Por otro lado está el hecho de que ERC haya “premiado” precisamente al PSC, que ha sido el que se ha negado al Gobierno de unidad (CiU, ERC y PSC). Tal como han dicho los propios dirigentes de ERC, el Gobierno de “izquierdas” tiene mayor pluralismo, mayor base electoral y resulta, por lo tanto, más unitario, lo que favorece la cohesión social de una sociedad plural como la catalana. Esa reflexión, prescindiendo de lo que pueda tener de justificación, está también muy lejos de las preocupaciones que el plan Ibarretxe coloca en primer plano.

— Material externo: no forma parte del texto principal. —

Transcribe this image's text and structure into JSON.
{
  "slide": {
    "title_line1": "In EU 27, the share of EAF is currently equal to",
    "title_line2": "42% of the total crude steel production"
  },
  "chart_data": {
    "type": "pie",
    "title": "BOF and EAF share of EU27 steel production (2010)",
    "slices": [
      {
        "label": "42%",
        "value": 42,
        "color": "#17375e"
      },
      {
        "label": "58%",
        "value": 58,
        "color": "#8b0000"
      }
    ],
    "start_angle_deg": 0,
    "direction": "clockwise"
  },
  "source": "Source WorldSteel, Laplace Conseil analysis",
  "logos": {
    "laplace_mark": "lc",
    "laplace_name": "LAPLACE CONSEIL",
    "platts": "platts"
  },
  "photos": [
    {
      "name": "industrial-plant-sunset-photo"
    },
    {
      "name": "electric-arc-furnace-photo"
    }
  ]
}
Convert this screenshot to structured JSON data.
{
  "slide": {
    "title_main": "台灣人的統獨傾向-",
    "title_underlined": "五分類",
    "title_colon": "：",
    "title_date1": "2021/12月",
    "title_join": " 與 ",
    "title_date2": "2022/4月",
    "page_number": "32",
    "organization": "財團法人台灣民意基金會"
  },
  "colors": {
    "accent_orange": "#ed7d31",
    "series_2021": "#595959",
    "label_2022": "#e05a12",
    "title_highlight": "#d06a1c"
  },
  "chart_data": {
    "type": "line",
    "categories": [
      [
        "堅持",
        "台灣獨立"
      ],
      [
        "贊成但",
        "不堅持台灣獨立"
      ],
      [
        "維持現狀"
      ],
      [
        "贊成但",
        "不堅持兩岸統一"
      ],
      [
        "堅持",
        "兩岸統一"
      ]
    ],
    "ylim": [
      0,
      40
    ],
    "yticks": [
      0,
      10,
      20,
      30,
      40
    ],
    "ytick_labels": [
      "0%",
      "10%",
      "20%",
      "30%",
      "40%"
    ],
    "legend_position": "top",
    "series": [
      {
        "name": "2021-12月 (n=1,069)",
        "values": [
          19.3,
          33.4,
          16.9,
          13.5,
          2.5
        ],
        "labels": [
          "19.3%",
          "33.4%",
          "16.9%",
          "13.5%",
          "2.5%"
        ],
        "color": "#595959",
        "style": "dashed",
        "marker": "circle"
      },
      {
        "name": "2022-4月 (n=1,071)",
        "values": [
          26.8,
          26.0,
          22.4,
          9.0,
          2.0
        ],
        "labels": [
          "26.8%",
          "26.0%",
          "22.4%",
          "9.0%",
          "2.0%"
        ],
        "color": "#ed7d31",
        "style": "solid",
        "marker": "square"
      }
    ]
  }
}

El PP y también CiU ha declarado la guerra al Gobierno de progreso. CiU va a poner en duda la catalanidad de ERC, y el PP quiere a hacer sangre en el PSOE apelando a la defensa de la unidad de España, puesta en peligro por la alianza con los independentistas. ERC tiene “buenos argumentos” frente a los ataques de CiU: uno es la larga alianza de CiU con el PP; otro, no pequeño, es el asunto de los casos de corrupción en el Gobierno de la Generalitat, que CiU ha ido tapando, impidiendo, con el apoyo del PP, la constitución de comisiones de investigación. ERC ya ha reiterado que se investigarán a fondo esos casos. Duran i Lleida, que encabeza la lista de CiU para las próximas elecciones generales, puede ser uno de los damnificados.
El Gobierno de progreso puede durar toda la legislatura si acierta a sortear el escollo de las elecciones generales próximas. Ni el PSC ni el PSOE desean que el inicio de la discusión de la reforma del Estatut de Catalunya y del sistema de financiación que se propone (que tiene como núcleo la propuesta ya antigua de pagar por renta y recibir por población) se solape con las elecciones generales, como desearían, por distintos motivos, CiU y PP. A ERC le va resultar más difícil descabalgarse de un caballo que será mucho más suyo de lo que esperaba. Los programas de Gobierno hablan el lenguaje de la izquierda. Tiempo habrá para comentarlos y para verificar en qué se concretan.